The hip-hop artist and producer is best known for his work on tracks by everyone from Kanye West to Beyoncé, but he’s forged a successful second career as a marketing guru of sorts, most recently collaborating with spirits brand Bacardi. Swizz, whose real name is Kasseem Dean, is also married to one of the most famous women in the world, the multi-Grammy winning singer Alicia Keys.
Though the duo work in the similar industry, the 39-year-old says that the two of them don’t clash. “We do two different things,” Swizz tells Moneyish of his R&B star spouse. And at home their opposite temperaments work in their favor: “It’s a partnership and we complement each other. I wait until the last minute to do everything, while my wife is six months ahead with the planning, which makes everything better. ‘Oh, it’s my dad’s birthday today? Damn.’ But she’s like ‘we already sent him a gift two weeks ago!’”
In recent years, Keys has emerged as an advocate for women to not have to wear makeup. Likewise, Swizz has been working with brands like Monster, Reebok and Bacardi, for whom he is “global chief creative for culture,” to present a more authentic front to customers. “Aside from being a creative, I’m a businessman as well and there’s a certain balance I understand,” he says of the relationship between commerce and culture. “Creativity sometimes clashes with business, but in our case, there’s a great understanding.”
Take for instance how last week, the Bronx native was part of a bar crawl throughout New York as part of Bacardi’s first ever “Back to the Bar” campaign, in which its staffers hit their local bar to encourage other patrons to try a cocktail from the 156-year-old brand. “Drinking and partying go together,” he says of the frequent tie-ups between rappers and alcohol labels. “When you celebrate, it’s usually with a drink in your hand.” He also half-jokingly adds that most people expect him to buy them drinks anyway: “The world can use more celebrating.”
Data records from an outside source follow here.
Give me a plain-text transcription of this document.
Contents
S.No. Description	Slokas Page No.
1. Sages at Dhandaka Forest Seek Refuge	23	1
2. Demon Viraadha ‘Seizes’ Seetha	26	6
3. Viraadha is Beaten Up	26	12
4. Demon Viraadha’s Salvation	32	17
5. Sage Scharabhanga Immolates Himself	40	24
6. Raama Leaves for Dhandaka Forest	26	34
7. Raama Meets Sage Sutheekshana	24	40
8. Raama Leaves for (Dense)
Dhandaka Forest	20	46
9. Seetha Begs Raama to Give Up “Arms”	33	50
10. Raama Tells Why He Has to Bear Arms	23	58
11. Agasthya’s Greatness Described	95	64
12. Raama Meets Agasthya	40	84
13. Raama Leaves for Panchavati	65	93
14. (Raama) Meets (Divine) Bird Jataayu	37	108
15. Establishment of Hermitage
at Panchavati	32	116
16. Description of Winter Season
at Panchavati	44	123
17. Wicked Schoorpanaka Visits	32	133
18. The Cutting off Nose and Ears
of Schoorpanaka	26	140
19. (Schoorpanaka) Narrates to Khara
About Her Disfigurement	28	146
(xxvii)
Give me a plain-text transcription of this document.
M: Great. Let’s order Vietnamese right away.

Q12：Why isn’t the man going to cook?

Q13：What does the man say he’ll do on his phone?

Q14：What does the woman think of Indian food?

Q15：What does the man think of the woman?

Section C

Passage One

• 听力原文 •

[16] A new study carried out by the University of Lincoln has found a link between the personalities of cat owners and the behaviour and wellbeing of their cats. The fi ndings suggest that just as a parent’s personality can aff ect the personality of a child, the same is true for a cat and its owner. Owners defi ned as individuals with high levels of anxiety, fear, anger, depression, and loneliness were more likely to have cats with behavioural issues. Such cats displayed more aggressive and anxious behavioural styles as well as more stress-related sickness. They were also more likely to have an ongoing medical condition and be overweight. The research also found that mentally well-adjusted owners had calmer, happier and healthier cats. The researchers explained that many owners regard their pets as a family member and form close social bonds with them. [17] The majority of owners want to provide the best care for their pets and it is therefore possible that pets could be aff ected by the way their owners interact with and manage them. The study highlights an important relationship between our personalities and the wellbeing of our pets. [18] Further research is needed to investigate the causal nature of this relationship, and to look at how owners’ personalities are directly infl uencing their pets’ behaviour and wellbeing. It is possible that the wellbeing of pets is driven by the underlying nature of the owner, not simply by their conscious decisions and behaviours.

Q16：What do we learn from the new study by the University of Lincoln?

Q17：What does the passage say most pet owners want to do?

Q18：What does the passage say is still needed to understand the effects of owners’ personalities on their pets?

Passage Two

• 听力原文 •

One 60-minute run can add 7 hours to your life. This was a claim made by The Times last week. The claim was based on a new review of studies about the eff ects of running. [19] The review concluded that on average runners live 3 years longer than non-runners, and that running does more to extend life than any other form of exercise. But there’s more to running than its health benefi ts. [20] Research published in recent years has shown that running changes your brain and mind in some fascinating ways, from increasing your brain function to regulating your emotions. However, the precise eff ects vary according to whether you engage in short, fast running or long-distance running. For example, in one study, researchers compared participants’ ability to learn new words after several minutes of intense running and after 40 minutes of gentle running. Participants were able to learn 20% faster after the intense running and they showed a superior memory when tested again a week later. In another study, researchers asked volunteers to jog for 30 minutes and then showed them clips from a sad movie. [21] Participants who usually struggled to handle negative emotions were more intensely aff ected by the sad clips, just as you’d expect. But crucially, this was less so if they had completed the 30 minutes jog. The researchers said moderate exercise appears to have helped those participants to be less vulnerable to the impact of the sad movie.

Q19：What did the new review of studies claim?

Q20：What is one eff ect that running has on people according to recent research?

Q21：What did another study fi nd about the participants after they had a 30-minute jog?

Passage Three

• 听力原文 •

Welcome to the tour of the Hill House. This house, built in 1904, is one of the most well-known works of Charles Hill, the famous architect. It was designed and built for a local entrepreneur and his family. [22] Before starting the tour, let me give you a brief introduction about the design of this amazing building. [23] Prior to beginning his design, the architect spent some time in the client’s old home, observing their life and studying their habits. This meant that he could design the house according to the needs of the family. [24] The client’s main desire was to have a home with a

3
The recent initiatives against sexual harassment of women began with revelations in the entertainment world, and hip hop is notorious for its misogynistic lyrics and treatment of women. That said, Swizz—who has four sons and a daughter—thinks that younger rappers are more aware than he was. And, he says, as they age they become more conscious of their responsibilities: “A lot of these artists are super young and came from nothing, like myself. A lot of people do anything to get out [of poverty] and don’t really think,” he says. “They start to understand their impact as they get older, just like I did. People are getting smarter because of access to technology and being more aware and conscious.”
Even as he works on these entrepreneurial endeavors, Swizz, who’s a trustee of the Brooklyn Museum, is also trying to change the way artists get paid. Just like musicians, he thinks that they should get a percentage of royalties if their art inflates in price. “Artists should be participating in these transactions, just like our masters are the compositions are we get paid every time,” he says. “Nobody’s going to lose money. It’s a win for everyone.”